研究課題/領域番号 |
23K13950
|
研究機関 | 島根県農業技術センター |
研究代表者 |
大畑 和也 島根県農業技術センター, 栽培研究部, 専門研究員 (80512574)
|
研究期間 (年度) |
2023-04-01 – 2026-03-31
|
キーワード | カキわい性台木 / 緑枝挿し / 発根 / 新梢色 |
研究実績の概要 |
カキ「豊楽台」は「西条」などでわい化が確認され、高生産性で低樹高・省力栽培が可能なわい性台木である。また、緑枝挿しが可能であるためクローン繁殖が可能である。しかし、新梢の充実程度、採穂時期や挿し穂調整部位などによって緑枝挿し後の発根率が異なる。そこで、本研究ではカキわい性台木「豊楽台」の緑枝挿しにおける繁殖効率を高めて大量増殖を可能にするため、緑枝挿しに最適な挿し穂条件を明らかにするとともに、発根メカニズムに関する基礎的知見を獲得することを目的としている。 「豊楽台」の新梢生育特性を調査した結果、新梢の伸長停止時期は5月下旬から6月下旬であり、新梢長によって異なることが明らかとなった。新梢長が短いほど伸長は早く停止し、葉色も早くから濃くなった。また、新梢色はa*値の変化が最も大きく、新梢採取の指標となる可能性が示された。 「豊楽台」の新梢を7月に採取し、調整した挿し穂と発根の関係を調査した結果、新梢長とそこから調整した挿し穂における発根の有無に一定の関係は認められなかった。発根する挿し穂を獲得した新梢基部はやや濃い茶色であり、色見本で示すことができると考えられた。また、発根した挿し穂では未発根の挿し穂と比較して葉が厚く、挿し穂基部の色が濃い特徴があり、新梢基部と同様に色覚化できることが示唆された。そして、葉及び茎部の乾物率は発根した挿し穂で低くなった。しかし、発根した挿し穂数が少なく、内容成分の分析をするまでには至らなかった。
|
現在までの達成度 (区分) |
現在までの達成度 (区分)
3: やや遅れている
理由
新梢の生長特性及び発根しやすい挿し穂の特性は概ね明らかとなったが、夏季の高温が原因と考えられる緑枝挿し後の落葉個体数増加と発根率の低下により、各種分析に供試する試料数が少なくなったため、枝梢内の成分と発根との関係を検討することができなかった。

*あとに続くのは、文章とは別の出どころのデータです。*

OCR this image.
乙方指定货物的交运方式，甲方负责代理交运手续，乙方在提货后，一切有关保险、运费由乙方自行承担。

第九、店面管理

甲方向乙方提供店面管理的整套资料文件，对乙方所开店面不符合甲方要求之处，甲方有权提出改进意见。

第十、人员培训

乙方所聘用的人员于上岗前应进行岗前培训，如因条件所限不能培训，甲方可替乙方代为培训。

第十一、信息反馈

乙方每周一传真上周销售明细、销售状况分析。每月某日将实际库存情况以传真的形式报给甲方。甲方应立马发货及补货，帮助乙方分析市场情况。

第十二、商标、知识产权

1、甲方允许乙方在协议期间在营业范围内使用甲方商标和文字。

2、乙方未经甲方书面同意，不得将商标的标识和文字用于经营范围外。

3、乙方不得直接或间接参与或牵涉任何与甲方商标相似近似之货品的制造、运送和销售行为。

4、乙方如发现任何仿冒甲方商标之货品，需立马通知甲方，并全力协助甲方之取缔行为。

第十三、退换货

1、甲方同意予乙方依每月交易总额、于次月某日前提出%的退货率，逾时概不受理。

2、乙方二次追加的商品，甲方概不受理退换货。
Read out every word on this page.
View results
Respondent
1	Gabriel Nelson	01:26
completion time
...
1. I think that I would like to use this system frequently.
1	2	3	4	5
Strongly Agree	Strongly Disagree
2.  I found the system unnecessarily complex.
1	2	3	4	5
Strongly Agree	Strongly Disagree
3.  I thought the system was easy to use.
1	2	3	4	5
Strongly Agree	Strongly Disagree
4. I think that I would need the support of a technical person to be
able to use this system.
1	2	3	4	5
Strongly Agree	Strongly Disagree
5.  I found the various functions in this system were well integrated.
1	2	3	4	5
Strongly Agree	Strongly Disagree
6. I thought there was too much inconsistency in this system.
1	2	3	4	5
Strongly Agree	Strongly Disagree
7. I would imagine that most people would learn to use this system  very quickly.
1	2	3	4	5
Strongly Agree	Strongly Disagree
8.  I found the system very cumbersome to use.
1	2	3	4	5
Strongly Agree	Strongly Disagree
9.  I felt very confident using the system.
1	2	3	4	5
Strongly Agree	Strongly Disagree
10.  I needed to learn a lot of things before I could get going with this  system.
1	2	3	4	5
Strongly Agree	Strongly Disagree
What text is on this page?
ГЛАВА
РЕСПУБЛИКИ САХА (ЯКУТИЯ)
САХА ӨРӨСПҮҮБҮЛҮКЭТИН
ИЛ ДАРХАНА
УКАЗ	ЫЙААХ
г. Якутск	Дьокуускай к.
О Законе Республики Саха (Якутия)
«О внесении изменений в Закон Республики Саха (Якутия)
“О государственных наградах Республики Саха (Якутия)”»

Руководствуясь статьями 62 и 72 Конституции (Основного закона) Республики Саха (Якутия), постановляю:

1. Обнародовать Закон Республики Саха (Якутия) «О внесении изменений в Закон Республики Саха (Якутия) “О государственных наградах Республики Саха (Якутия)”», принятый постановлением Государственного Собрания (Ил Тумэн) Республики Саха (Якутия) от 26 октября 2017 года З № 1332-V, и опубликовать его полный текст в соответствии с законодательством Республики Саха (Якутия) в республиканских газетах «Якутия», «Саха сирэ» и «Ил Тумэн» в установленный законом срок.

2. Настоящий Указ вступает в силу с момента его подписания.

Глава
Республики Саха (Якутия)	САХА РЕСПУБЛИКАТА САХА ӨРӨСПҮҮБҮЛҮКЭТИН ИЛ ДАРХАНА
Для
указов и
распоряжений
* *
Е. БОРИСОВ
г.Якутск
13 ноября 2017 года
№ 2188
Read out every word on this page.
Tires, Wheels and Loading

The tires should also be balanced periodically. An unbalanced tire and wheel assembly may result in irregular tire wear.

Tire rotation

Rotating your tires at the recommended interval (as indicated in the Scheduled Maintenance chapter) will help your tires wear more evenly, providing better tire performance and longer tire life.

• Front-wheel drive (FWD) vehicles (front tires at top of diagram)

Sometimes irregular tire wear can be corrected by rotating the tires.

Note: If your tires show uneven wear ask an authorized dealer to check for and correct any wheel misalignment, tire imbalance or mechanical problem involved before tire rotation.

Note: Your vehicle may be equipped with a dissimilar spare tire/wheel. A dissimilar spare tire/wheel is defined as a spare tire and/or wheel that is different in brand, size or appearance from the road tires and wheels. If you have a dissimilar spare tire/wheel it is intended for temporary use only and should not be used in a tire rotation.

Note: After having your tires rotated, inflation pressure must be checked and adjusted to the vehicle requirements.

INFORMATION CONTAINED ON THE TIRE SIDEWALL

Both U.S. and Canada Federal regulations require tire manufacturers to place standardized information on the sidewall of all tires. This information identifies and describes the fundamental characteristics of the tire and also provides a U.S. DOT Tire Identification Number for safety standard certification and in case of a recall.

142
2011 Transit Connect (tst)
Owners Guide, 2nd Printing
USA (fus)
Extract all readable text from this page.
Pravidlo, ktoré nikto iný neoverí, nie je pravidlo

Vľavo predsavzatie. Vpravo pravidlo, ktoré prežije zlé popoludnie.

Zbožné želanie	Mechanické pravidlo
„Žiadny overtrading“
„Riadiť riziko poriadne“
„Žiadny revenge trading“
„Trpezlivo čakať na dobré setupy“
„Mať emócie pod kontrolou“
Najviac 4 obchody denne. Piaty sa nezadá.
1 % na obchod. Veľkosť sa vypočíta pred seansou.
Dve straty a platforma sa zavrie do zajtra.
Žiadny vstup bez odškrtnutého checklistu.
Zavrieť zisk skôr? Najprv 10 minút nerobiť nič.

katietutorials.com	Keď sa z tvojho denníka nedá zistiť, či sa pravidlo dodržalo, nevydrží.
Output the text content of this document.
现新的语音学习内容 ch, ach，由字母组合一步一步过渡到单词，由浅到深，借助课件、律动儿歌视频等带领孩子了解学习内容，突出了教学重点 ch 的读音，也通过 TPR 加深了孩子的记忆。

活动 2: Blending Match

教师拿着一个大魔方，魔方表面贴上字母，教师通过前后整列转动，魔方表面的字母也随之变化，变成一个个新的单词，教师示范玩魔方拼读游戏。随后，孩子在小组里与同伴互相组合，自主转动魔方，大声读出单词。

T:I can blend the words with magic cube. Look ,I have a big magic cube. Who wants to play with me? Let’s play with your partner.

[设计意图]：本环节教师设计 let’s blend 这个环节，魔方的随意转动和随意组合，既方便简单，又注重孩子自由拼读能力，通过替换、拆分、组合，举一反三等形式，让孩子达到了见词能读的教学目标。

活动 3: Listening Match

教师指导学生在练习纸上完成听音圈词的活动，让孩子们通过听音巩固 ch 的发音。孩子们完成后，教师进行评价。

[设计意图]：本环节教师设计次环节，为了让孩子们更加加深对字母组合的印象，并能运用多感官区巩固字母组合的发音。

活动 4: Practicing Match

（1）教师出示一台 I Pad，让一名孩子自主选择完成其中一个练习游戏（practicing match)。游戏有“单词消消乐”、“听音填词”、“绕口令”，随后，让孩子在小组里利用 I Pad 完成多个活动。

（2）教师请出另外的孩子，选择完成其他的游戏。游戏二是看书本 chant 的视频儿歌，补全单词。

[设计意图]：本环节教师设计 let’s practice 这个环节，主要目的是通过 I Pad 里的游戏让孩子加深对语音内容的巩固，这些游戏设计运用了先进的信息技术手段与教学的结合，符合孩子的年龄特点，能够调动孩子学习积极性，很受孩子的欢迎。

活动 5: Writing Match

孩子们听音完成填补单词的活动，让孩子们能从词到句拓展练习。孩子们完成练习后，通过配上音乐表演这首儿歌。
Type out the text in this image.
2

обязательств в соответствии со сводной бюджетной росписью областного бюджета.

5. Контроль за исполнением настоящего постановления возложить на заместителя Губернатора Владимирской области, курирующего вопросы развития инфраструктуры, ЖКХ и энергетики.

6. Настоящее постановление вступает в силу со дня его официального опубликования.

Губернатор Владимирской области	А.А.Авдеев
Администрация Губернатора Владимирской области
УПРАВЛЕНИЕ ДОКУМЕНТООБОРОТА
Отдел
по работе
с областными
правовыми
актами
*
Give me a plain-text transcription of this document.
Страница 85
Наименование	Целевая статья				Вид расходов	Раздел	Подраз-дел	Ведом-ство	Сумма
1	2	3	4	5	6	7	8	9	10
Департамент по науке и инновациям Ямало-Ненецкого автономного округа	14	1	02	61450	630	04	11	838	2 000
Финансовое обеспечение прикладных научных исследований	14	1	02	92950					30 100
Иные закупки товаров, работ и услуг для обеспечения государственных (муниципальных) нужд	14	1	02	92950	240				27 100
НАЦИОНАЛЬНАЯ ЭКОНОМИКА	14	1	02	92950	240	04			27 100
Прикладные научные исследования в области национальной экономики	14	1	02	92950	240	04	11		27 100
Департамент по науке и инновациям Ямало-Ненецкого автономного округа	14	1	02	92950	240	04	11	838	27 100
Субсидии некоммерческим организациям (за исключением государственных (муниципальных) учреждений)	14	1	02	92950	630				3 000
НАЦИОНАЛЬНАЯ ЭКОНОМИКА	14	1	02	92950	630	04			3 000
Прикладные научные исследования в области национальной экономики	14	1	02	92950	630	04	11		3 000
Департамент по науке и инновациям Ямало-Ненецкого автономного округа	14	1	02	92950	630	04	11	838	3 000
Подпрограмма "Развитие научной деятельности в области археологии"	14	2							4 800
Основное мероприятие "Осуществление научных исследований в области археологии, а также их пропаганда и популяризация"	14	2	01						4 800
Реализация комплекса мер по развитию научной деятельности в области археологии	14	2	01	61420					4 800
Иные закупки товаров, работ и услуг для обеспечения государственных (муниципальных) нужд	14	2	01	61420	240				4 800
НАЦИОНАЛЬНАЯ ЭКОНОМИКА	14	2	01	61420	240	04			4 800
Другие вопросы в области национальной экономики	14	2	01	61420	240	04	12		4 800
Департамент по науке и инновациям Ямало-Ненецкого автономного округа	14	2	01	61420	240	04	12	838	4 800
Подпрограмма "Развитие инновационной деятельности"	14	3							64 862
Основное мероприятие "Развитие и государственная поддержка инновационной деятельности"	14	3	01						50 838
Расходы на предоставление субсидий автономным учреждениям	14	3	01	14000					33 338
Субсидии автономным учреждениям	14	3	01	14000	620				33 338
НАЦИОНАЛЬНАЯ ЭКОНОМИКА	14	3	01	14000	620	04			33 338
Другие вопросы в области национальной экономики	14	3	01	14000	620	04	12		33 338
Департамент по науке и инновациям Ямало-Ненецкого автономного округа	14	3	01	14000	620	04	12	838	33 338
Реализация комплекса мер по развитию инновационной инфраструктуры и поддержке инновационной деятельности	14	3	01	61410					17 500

発根率の低下対策として、ミスト施設の遮光および湿度保持環境を最適化し、未落葉率及び発根率を高める予定である。
|
今後の研究の推進方策 |
今後の研究として、まず、「豊楽台」の母樹において、緑枝挿しに適した新梢の発生部位を明らかにする。次にミスト施設の環境改善と増設を行うことで、緑枝挿し後の発根率を高めるととともに時期別緑枝挿し本数を増やし、枝梢内成分の変化、発根関連遺伝子発現の解析を効率的に進める。また、採取に適した新梢色は前年に測定した色差計値を基に色見本を用いてカラーチャートを試作し、その実用性を検討する。なお、遺伝子発現解析用プライマーの作成は早急に進める。
|
次年度使用額が生じた理由 |
内容成分分析及び遺伝子解析の準備が十分に進まなかったためである。次年度は成分分析及び遺伝子発現解析を確実に行うため、使用額を繰り越すこととした。